After the 2016 Election

We share this common irritant: the smoke of distant fires.
It scalded the morning and evening sun
ember red, then hung a net of haze over the city.
After two days, friends are confined indoors, wheezing.
My throat is raw, sinuses ache.
Now dark clouds rise from the mountain.

The day after the election, police in Alton Park
stop black residents up and down the Boulevard,
as if it is Apartheid, or a new Jim Crow.

My son is driving, stopped in traffic, radio blaring.
A cop on a motorcycle passes, hangs a U, comes back,
tickets him for going 50 in a 35 mile zone.
“Yes sir,” is the drill we instilled
when we had the Talk all parents have
with their sons of color.

Five miles over the state line in Georgia,
a white boy walks the high school parking lot,
a Confederate flag tied at his neck like a cape.
Later, black students yank it from his backpack,
stomp on it, igniting threats of a race war.

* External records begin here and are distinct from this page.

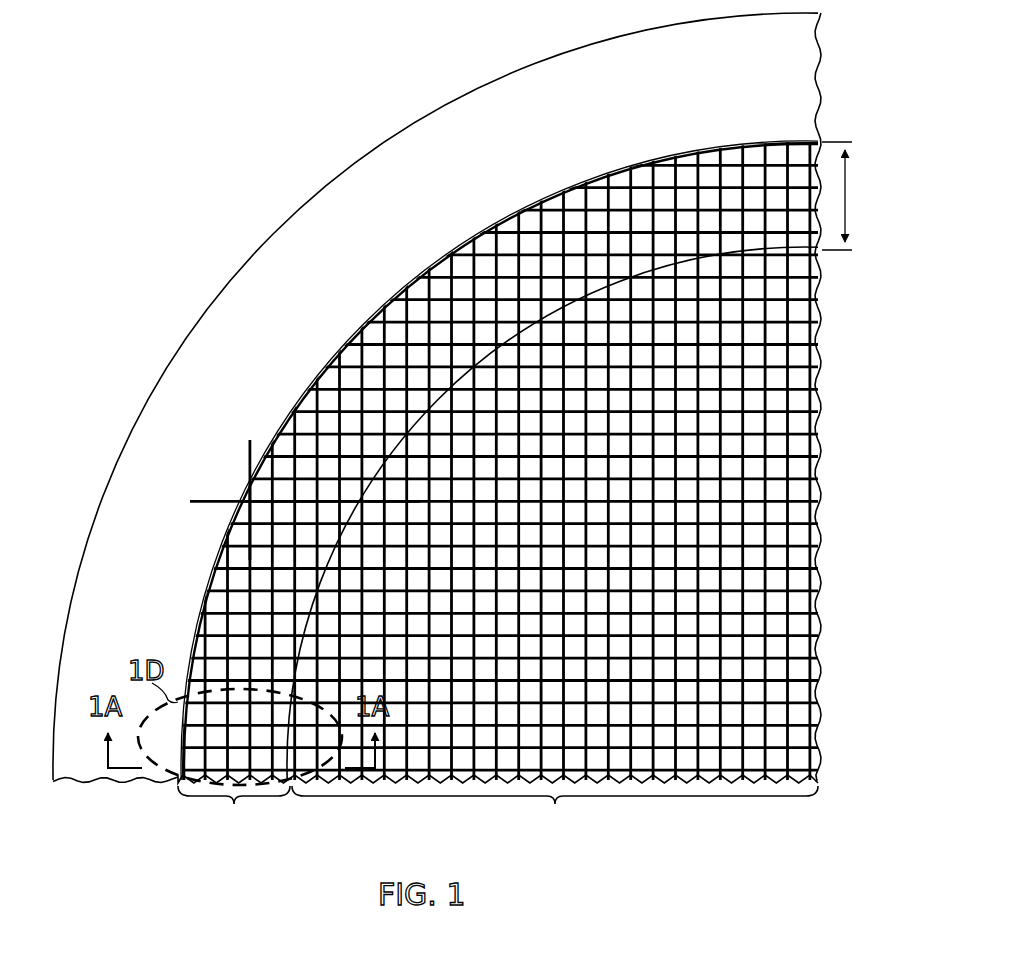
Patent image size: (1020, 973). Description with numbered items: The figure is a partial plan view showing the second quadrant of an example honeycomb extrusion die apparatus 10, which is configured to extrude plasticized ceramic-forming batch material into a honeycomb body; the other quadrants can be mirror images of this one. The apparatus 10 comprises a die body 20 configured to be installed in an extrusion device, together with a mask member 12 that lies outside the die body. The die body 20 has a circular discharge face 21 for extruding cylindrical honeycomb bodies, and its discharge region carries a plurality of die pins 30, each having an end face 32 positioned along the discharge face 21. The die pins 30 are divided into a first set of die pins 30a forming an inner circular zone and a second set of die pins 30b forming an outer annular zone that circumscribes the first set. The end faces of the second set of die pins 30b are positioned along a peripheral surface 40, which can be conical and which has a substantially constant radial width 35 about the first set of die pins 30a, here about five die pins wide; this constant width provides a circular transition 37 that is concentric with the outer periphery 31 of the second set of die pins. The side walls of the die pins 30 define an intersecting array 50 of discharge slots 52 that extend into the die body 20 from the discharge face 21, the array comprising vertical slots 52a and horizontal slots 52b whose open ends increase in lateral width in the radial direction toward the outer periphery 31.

The honeycomb extrusion die apparatus 10 is at (288, 126).
The mask member 12 is at (93, 549).
The die body 20 is at (832, 492).
The discharge face 21 is at (712, 734).
The die pins 30 is at (798, 738).
The first set of die pins 30a is at (555, 814).
The second set of die pins 30b is at (234, 814).
The outer periphery 31 is at (797, 137).
The end face 32 is at (372, 336).
The radial width 35 is at (838, 196).
The circular transition 37 is at (808, 252).
The peripheral surface 40 is at (272, 674).
The intersecting array 50 is at (802, 400).
The discharge slots 52 is at (796, 590).
The vertical slots 52a is at (268, 512).
The horizontal slots 52b is at (256, 535).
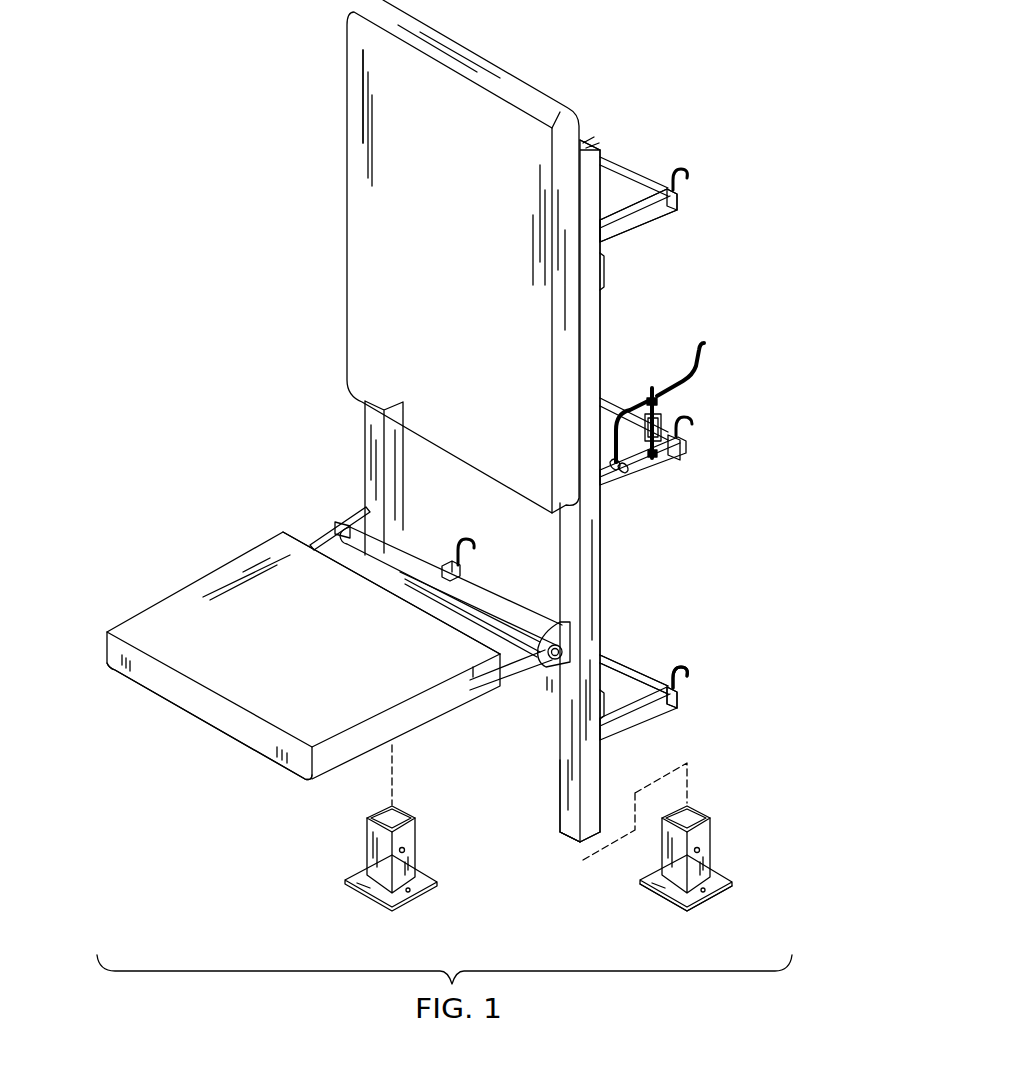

My eyes are burning. Smoke threads through
the indoors air in the gym and large commons.
We choke on the fire of distant words.

Not again.

© 2019, Rachel Landrum Crumble

Author:

The focus of "The BeZine," a publication of The Bardo Group Beguines, is on sacred space (common ground) as it is expressed through the arts. Our work covers a range of topics: spirituality, life, death, personal experience, culture, current events, history, art, and photography and film. We share work here that is representative of universal human values however differently they might be expressed in our varied religions and cultures. We feel that our art and our Internet-facilitated social connection offer a means to see one another in our simple humanity, as brothers and sisters, and not as “other.” This is a space where we hope you’ll delight in learning how much you have in common with “other” peoples. We hope that your visits here will help you to love (respect) not fear. For more see our Info/Mission Statement Page.

5 thoughts on “After the 2016 Election

  1. This is such a poignant commentary on sad human times. We are all together on this planet and yet so easily divided. I feel for you and your children and theirs … for we too have a rising tide of racial tension and ‘jingoism’ in UK.

    Liked by 3 people

  2. I never realized how much an American president could promote/enable xenophobia, racism, and disregard for the poor. I see this situation mirrored in the UK with the current Prime Minister and recent Brexit upheaval.

    May the Lord have mercy on us all. Thank you both for your kind appreciation.

    Liked by 3 people

    1. It has sadly brought out the ‘worst’ in humanity. The most selfish and the aggressive bullies. It has also brought out the disenfranchised, those who have suffered as a result that they weren’t born into the right class of the privileged, educated, articulate (and ambitious) elite and comfortable, affluent middle-classes. The super-rich are reaping what they have been sowing for years, but may well lose it all against their intentions.